Commercial bulb sizes are 10/12, 12/14, 14/16 and so on, measured in centimeters circumference. The circumference is the measurement around the bulb. Bulbs often get as large as 30 cm around, but these are not often seen in commerce. Tpically these monsters are in home gardens, having been in place a number of years, steadily gaining in size. There are various reasons why big bulbs are not found in commerce:
- They take too long to grow to this size to be profitable to grower.
- They are very expensive to ship.
- The commercial bulb industry caters to cut-flower growers who try to produce smaller, more easily utilized flower stems for florists.
- Some new varieties are not plentiful enough in commerce to have large stores of big bulbs yet.
- Commercial growers reserve big bulbs for propagation of new bulbs, because they yield bigger, more productive scales needed for greatest bulblet production.
Do you suppose that a 20 cm bulb is twice as big as
a 10 cm bulb?
This is definitely NOT the case.

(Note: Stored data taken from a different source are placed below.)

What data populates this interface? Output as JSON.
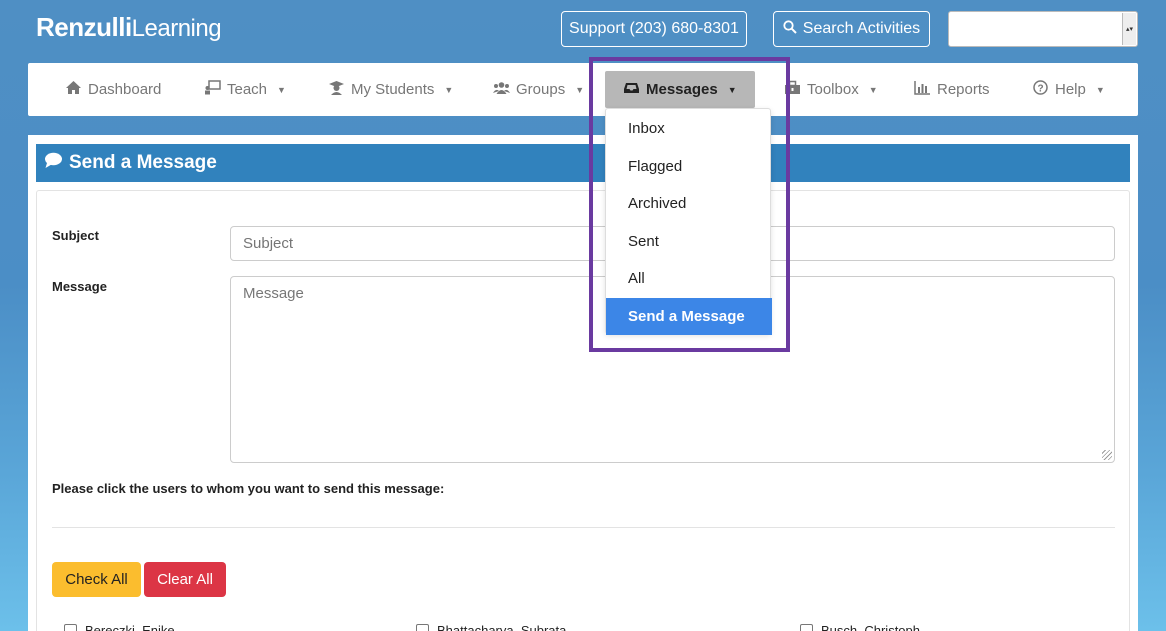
{
  "brand": {
    "part1": "Renzulli",
    "part2": "Learning"
  },
  "header": {
    "support_label": "Support (203) 680-8301",
    "search_label": "Search Activities",
    "select_value": ""
  },
  "nav": {
    "dashboard": "Dashboard",
    "teach": "Teach",
    "my_students": "My Students",
    "groups": "Groups",
    "messages": "Messages",
    "toolbox": "Toolbox",
    "reports": "Reports",
    "help": "Help"
  },
  "messages_menu": {
    "items": [
      "Inbox",
      "Flagged",
      "Archived",
      "Sent",
      "All",
      "Send a Message"
    ],
    "selected": "Send a Message"
  },
  "page": {
    "title": "Send a Message",
    "subject_label": "Subject",
    "subject_placeholder": "Subject",
    "message_label": "Message",
    "message_placeholder": "Message",
    "instructions": "Please click the users to whom you want to send this message:",
    "check_all": "Check All",
    "clear_all": "Clear All",
    "users": [
      "Bereczki, Enike",
      "Bhattacharya, Subrata",
      "Busch, Christoph"
    ]
  },
  "colors": {
    "header_bar": "#3182bd",
    "highlight": "#6a3aa0",
    "selected_item": "#3c86e7",
    "check_all": "#fbbd2e",
    "clear_all": "#dc3545"
  }
}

Using geometric calculations for spherical objects, we list below the actual three-dimensional sizes of commercial sized bulbs , so you can more realistically compare size differences and relative flowering capability.
|Circumference||Volume (directly related to weight and flowering capability)|
|10 cm||16.83 cubic cm.|
|12 cm||29.17 cubic cm.|
|14 cm||46.43 cubic cm.|
|16 cm||69.42 cubic cm.|
|18 cm||98.97 cubic cm.|
|20 cm||135.91 cubic cm.|
|22 cm||179.50 cubic cm.|
|24 cm||233.38 cubic cm.|
|26 cm||297.08 cubic cm.|
|28 cm||371.43 cubic cm.|
|30 cm||457.25 cubic cm.|
Thus it is concluded that a 20 cm bulb is over 8 times the size of a 10 cm bulb in practical terms. It is also 8 times heavier and produces 8 times as many flowers.

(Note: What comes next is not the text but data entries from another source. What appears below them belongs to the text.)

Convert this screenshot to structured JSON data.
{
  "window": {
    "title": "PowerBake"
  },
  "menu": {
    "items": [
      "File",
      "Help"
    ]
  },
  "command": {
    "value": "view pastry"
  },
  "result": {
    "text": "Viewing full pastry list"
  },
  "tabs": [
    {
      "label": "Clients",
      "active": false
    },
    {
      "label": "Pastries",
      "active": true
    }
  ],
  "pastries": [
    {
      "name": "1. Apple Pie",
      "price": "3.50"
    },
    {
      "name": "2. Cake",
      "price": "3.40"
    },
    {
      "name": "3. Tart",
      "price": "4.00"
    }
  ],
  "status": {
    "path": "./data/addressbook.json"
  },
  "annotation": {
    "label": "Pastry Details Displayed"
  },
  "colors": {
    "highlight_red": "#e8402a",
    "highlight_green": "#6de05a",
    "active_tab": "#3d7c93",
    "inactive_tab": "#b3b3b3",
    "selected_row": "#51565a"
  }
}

This is a valuable thing for gardeners to grasp because we actually do WANT more flowers from our bulbs, unlike the florists. We want the most flowers for our money!
Let’s suppose a 10 cm bulb costs $1.00 and a 20 cm bulb of the same variety costs $5.00. Which is the better buy? If you get 8 times more flowers and only have to pay 5 times more money, then you have a better value with the large bulb in this illustration. Our BULB-ZILLA™ grade bulbs, which are at least 24 cm in circumference would outperform the 10 cm bulbs by a factor of about 71 in theory, but would not cost 71 times more!. Shrewd consumers need to comprehend the actual value when making purchase decisions of this sort.
Other “pros” and “cons” for starting with large bulbs.
- No waiting for showy results
- Less waiting for bulbs to divide. Many are already double or triple-nose bulbs at this stage (which throw multiple stems right off the bat) and will be fully separate bulbs in another year, each of which will continue to gain in size and divide again. You’ll be able to share with friends and neigbors in no time at all!.
- Taller, stronger stems
- Great entry material for floral competitions, state fairs, more blue ribbons for amateur exhibitors.
- Excellent source of large fleshy scales needed for bulb propagation. By taking only the outer scales you have propagation material and can still plant the original bulb and obtain sizable stems.
- Stems may be too big and too thick for cut flower arrangements.
- Big bulbs of certain varieties show a tendency for leaf scorch when day and night temperatures fluctuate widely, during heat waves, and especially under greenhouse growing conditions. Other varieties are quite immune to leaf scorch. (NOTE: We avoid the susceptible varieties when offering our Bulb-zilla™ stock.)
- If you have to pay weight-based shipping, it can be prohibitively costly to obtain large bulbs. (NOTE: Our Bulb-zilla™ stock is priced with added weight factored in already. So all you do is figure shipping based on simple dollar amounts, just like our regular stock.